The house roof was in sight when his mobile rang, a feeble sound in the soughing wind. He stopped, put down the spade, found the phone. Rebb kept going.

‘Cashin.’

Static. No reply. He killed it.

Cashin followed Rebb up the slope, every step an effort. On the flat, the phone rang again.

‘Cashin.’

‘Joe?’ His mother.

‘Yes, Syb.’

‘You’re faint, can you hear me?’

‘I can hear you.’

‘Joe, Michael tried to commit suicide, they don’t know…’

‘Where?’ A feeling of cold, of nausea.

‘In Melbourne, in his unit, someone rang him and they realised there…’

‘What hospital?’

‘The Alfred.’

‘I’ll go now. Want to come?’

‘I’m scared, Joe. Did you ring him? I asked you to ring him.’

‘Syb, I’m leaving now. Want to come?’

‘I’m too scared, Joe. I can’t face…’

‘That’s fine. I’ll call you when I’ve seen him.’

‘Joe.’

‘Yes.’

‘You should have spoken to him. I told you, I asked you twice, Joe. Twice.’

Cashin was looking at Rebb and the dogs. They were almost at the house, dogs criss-crossing in front, noses down. They had the air of point men, at the sharp end of a dangerous mission. At the gate, they would look back, each raise a paw, give those watching the all-clear.

‘I’ll ring, Syb,’ he said. ‘Call me if you hear anything.’

It was full dark when he came to the Branxholme junction and turned for the highway and the city. The headlights swept across a peeling house, a car on its axles, lit up devil-green dog eyes beside a bleeding rainwater tank.

CASHIN FELT A near-panic as the doctor led him down the long room, between the curtained cubicles. He knew the smell, of disinfectant and scented cleaning fluids, the computer-pale colour of everything and the humming, the incessant electronic humming. It came to him that a nuclear submarine would be like this, lying in a freezing ocean trench, hushed, run by electronics.

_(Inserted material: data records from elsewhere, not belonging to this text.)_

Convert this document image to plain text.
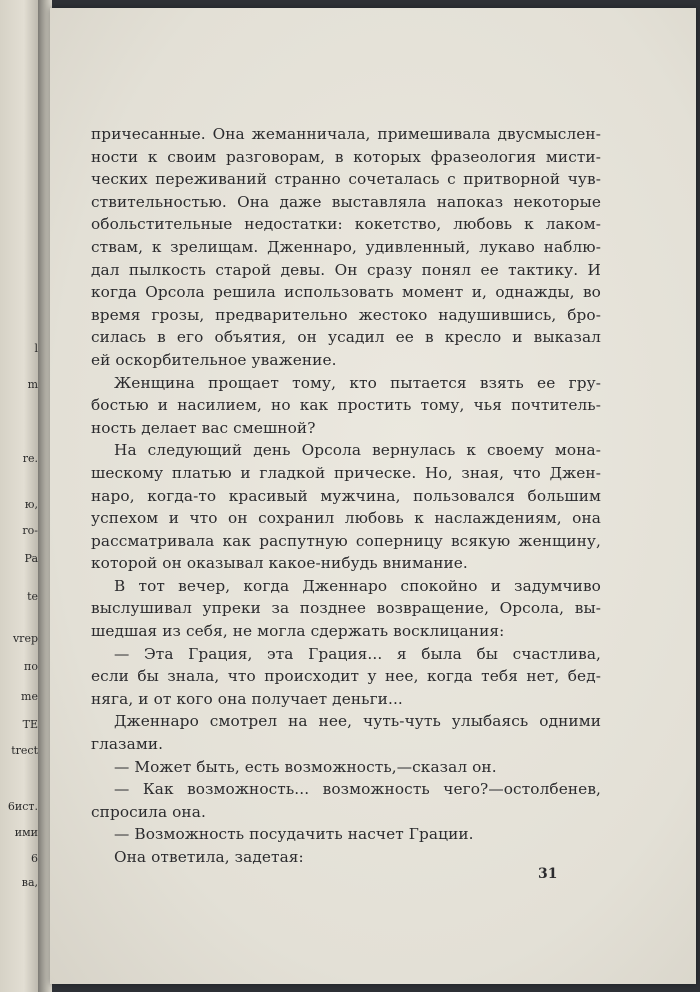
l
m
re.
ю,
ro-
Pa
te
vrep
по
me
TE
trect
6ист.
ими
6
ва,

причесанные. Она жеманничала, примешивала двусмыслен-
ности к своим разговорам, в которых фразеология мисти-
ческих переживаний странно сочеталась с притворной чув-
ствительностью. Она даже выставляла напоказ некоторые
обольстительные недостатки: кокетство, любовь к лаком-
ствам, к зрелищам. Дженнаро, удивленный, лукаво наблю-
дал пылкость старой девы. Он сразу понял ее тактику. И
когда Орсола решила использовать момент и, однажды, во
время грозы, предварительно жестоко надушившись, бро-
силась в его объятия, он усадил ее в кресло и выказал
ей оскорбительное уважение.

Женщина прощает тому, кто пытается взять ее гру-
бостью и насилием, но как простить тому, чья почтитель-
ность делает вас смешной?

На следующий день Орсола вернулась к своему мона-
шескому платью и гладкой прическе. Но, зная, что Джен-
наро, когда-то красивый мужчина, пользовался большим
успехом и что он сохранил любовь к наслаждениям, она
рассматривала как распутную соперницу всякую женщину,
которой он оказывал какое-нибудь внимание.

В тот вечер, когда Дженнаро спокойно и задумчиво
выслушивал упреки за позднее возвращение, Орсола, вы-
шедшая из себя, не могла сдержать восклицания:

— Эта Грация, эта Грация... я была бы счастлива,
если бы знала, что происходит у нее, когда тебя нет, бед-
няга, и от кого она получает деньги...

Дженнаро смотрел на нее, чуть-чуть улыбаясь одними
глазами.

— Может быть, есть возможность,—сказал он.

— Как возможность... возможность чего?—остолбенев,
спросила она.

— Возможность посудачить насчет Грации.

Она ответила, задетая:

31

As they passed the stalls, Cashin saw bodies attached to tubes, wires. Tiny lights glowed, some pulsed.

‘Here,’ said the doctor.

Michael’s eyes were closed. His face, what showed of it around the oxygen mask, was white. Strands of hair, black as liquorice, were drawn on the pillow. Cashin remembered his hair as short, neat- salesman’s hair.

‘He’ll be okay,’ said the doctor. ‘The guy who rang him called emergency. Lucky. Also, the paras weren’t far away, coming from a false alarm. So we had a small window of time.’

He was young, Asian, skin of a baby, a private-school voice.

‘Took what?’ said Cashin. He wanted to be gone, into the open, breathe cleansing traffic fumes.